Cobb assented too, as it suited him to assent. Peter assented to his own theory, looking through his own mirror of experience. They all assented, and reassented, acquiesced, agreed, yielded—to this assertion, time after time.
"Still, I have a fighting chance, like all dogs," soliloquized Monroe.
"Ah, you must win," said Peter, not yet discouraged, like Monroe appeared to be; "I never lost hope."
"But what did you get, Peter?" said Monroe, without a glint that would indicate that he meant a jest; "a woman and ten kids!"
"That's all I wanted," replied Peter, grinning. "Why, you old poltroon, I don't pretend to have ancestry; but I do pretend to have money and gratitude."
"Don't get personal, Peter," said the admonitory Monroe.
"Don't, don't get personal," said the pacifying Cobb.
"Oh, no, Cobb; I do not mean to be personal; but how is the money coming from the dives?" answered Peter, rubbing his hands first, then scratching his ear, then pulling an extra pull on his pipe, then spitting, then squinting, then sneezing as if to give three cheers for his observations on the various subjects up for discussion, in all of which he seemed to have the best of the results.
"Fine!" exclaimed Cobb, with his eyes lighting up. "The police are just rolling it into our coffers."
"I need ten thousand more for Jim Dalls," said Peter, looking gloomy, and ceasing to rub his hands.
"It would be cheaper to send a man over there to kill him," answered Cobb.
"Maybe it would; maybe it wouldn't," said Peter; "but he will be back, if he don't get it."
"Well, send it, then," said Cobb, relenting of his grim suggestion as to the best means of disposing of Dalls.
The door bell rang.

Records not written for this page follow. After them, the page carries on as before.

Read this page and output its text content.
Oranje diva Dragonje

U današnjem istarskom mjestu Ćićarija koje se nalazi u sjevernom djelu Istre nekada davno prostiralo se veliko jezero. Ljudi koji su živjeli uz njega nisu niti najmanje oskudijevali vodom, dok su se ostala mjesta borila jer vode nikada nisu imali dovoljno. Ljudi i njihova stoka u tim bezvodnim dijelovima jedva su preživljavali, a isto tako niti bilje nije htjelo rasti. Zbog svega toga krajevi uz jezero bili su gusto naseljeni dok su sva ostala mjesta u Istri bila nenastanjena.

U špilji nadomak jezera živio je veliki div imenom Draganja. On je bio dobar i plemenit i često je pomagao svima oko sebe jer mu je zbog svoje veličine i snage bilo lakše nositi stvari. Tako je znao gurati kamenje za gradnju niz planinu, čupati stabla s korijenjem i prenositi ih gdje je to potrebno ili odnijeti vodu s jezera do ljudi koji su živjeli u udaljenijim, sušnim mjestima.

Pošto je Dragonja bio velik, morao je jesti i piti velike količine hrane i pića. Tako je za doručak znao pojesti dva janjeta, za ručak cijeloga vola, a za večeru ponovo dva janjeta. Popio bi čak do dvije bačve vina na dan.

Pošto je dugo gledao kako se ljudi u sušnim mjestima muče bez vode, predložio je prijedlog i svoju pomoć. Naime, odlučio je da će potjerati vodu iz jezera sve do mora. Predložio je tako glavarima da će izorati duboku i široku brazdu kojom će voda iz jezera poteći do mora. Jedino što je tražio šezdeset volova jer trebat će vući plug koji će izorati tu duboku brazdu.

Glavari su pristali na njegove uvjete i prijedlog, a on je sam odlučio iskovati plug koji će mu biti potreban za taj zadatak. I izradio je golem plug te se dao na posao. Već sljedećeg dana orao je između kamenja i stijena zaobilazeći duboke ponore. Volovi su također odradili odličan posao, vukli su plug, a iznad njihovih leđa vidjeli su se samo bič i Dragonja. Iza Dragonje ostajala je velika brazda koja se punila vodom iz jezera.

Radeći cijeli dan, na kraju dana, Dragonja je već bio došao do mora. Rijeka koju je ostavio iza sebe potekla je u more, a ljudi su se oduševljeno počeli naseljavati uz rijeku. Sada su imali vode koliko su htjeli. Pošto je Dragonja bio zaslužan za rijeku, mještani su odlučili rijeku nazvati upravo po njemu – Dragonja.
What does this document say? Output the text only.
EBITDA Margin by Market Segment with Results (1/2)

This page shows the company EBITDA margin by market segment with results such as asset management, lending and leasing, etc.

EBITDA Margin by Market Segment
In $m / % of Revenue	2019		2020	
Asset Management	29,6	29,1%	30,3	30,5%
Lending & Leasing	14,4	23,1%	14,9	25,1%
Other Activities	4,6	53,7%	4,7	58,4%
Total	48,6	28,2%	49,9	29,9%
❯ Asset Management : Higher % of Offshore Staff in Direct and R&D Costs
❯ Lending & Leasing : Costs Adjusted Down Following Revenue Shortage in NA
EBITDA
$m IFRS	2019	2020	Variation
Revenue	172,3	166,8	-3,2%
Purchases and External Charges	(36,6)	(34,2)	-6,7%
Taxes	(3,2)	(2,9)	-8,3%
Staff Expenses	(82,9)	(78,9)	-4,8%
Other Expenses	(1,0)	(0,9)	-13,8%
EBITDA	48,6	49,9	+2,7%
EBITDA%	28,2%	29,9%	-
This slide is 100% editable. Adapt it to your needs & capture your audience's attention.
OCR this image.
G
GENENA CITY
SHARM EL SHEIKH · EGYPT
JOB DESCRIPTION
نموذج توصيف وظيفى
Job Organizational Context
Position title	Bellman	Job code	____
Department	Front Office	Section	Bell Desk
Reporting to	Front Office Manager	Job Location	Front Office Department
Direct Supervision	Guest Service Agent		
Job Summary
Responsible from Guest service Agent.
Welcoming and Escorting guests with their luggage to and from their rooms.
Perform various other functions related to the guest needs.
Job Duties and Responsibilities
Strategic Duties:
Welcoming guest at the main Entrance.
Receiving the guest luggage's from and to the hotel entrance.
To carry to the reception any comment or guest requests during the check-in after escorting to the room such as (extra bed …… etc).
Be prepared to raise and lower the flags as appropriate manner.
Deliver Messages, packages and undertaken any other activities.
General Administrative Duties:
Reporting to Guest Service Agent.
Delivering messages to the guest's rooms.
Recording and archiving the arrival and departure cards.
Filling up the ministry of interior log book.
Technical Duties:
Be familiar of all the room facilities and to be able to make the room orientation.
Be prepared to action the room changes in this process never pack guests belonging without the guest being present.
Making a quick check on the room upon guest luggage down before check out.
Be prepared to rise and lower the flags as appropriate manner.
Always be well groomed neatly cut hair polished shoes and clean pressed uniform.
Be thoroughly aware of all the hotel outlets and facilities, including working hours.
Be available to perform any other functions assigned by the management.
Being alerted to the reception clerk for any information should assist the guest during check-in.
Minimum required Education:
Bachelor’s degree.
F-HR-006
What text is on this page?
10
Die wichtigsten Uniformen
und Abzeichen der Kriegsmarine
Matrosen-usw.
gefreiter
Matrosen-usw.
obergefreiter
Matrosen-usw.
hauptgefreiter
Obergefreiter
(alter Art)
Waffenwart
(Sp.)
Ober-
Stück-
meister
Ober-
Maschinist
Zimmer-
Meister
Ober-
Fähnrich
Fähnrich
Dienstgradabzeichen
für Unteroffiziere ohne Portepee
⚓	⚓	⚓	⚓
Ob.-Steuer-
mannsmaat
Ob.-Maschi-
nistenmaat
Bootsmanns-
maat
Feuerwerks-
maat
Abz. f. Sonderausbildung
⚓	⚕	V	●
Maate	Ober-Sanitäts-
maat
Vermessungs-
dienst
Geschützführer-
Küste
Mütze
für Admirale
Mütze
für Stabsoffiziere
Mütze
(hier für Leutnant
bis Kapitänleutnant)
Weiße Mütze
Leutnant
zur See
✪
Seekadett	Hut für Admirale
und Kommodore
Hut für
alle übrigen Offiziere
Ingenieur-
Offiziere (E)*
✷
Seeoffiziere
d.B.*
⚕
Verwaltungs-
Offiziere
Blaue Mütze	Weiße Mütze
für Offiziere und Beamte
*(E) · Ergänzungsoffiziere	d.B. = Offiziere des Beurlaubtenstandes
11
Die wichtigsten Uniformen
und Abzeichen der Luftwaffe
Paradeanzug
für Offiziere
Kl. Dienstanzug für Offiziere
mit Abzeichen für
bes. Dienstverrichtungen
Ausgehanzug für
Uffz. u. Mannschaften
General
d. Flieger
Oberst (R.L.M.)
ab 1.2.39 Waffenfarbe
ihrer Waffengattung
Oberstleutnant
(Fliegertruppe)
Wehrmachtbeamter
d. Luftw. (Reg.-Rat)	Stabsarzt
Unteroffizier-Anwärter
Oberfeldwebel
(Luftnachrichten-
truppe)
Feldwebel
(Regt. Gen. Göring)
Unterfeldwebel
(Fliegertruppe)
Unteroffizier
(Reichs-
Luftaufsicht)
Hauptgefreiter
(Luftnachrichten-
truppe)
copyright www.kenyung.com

A servant answered it. Into the house filed ten children, in all stages of wildness, accompanied by the mother. Seeing them rushing in like an invading army of young Turks, the visitors retreated with as little loss to their dignity as they could spare. And Peter was happy again in the bosom of his family—a Prince at home; a King at the office of Graft.
Mrs. Dieman was now the acme of reincarnation. The jaundice of a sorrowed life had been burned out of her face by the new brand of cosmetics, and she now stood before the world a justly deserving woman. But such is the passage of poverty when embellished by a little of the olive oil of good treatment, fairer living, and a chance. Instead of the downcast woman, with a heart laden with lead, as she once was, she was now an upcast personage, with a heart that was a jardiniere of roses, doing her duty, and bearing her old sorrows silently as the mistress of a mansion. Chance was all that were needed. But still she loved Billy Barton, the drunkard. And this is the way of woman, sometimes.